At the heart of these fake faces is a technology called Generative Adversarial Networks, or GANs, given a new twist by Nvidia researchers. The system is made up of two neural networks - one that can create images based on the data it has been fed (the generator) and a second network that can recognise the data (the discriminator or adversary). The second network checks the images coming from the generator to determine how lifelike these are, based on which the generator can further improve its output. But there is more to it.
Nvidia researchers have come up with a style-transfer method that enables GANs to separate from the images the multitude of characteristics (face shape, facial features, eyes, nose, hair, pose and so on) that create a face. This is done without any human intervention. Later on, the system can combine these characteristics randomly to generate new images.
"Our generator thinks of an image as a collection of 'styles', where each style controls the effects at a particular scale," the researchers said in a video. In Nvidia's demonstration, one can see sliders adjusting the strengths of characteristics sets to get stunning variations.

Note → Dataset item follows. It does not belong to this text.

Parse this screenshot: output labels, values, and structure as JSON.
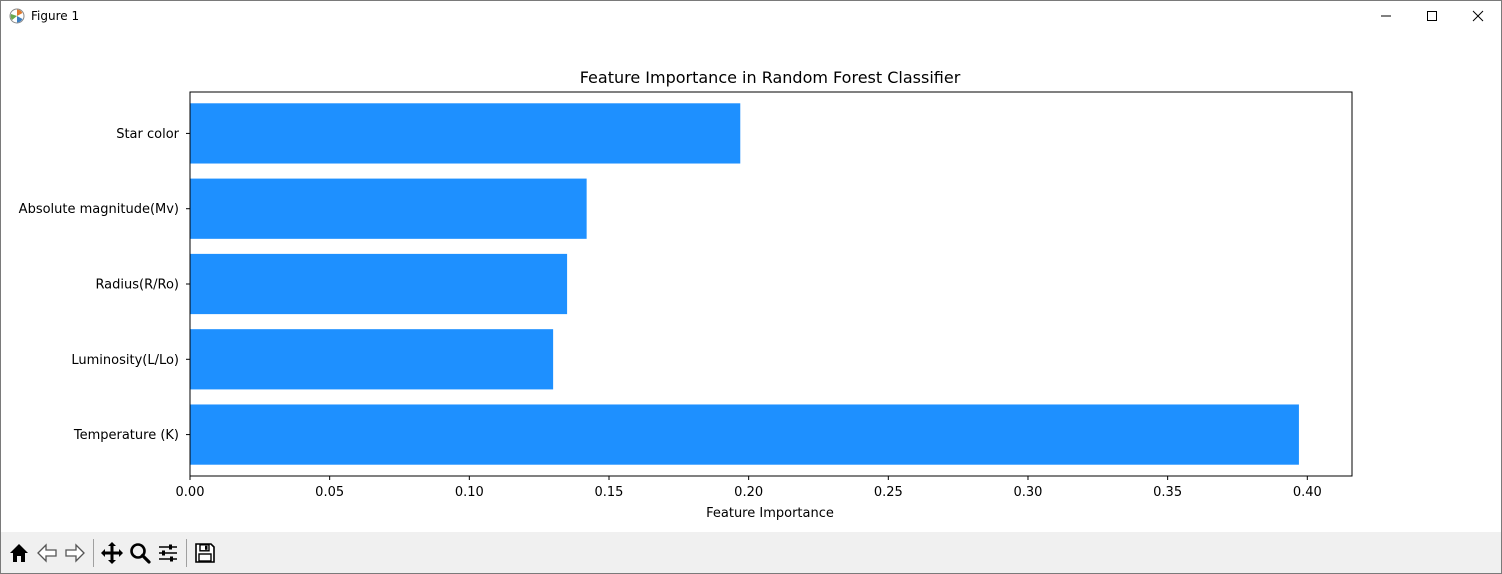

The concept of GANs was introduced four years ago by researchers from the University of Montreal. However, Nvidia says its photographs are much better than the ones rolled out by current GANs. The company has done similar experiments with several objects such as cars, but creating such realistic yet fake human faces could create troubles. The research paper does not provide details regarding possible applications, but one can imagine that the models in stock photographs can be replaced with these deep fakes. The advertising industry should benefit as well. Whenever anonymity is required or a company prefers not to splash big money on human models, AI-generated creations could step in. Another potential area is high-graphics games. Nvidia is already involved in creating hardware for such games, but its ability to create even more realistic images could take things to another level.
Read My Lips
Google and a research group from the University of Oxford have been working on an AI system that can read lips, apparently with better success than humans. Lip-reading is not a common skill. But people with hearing impairments often learn it and, along with hearing aids, manage to understand what others are saying. Now things could be a lot easier if Google provides access to the technology.
Interestingly, a deep learning system was exposed to 5,000 hours of BBC television shows. It involved 1,18,000 sentences, according to a study titled Lip Reading Sentences in the Wild, and results have shown that the system is outperforming humans at this skill. The study envisages applications such as dictating to a phone in a noisy environment, translation and transcription, redubbing films, resolving multi-talker speech and generally improving speech recognition.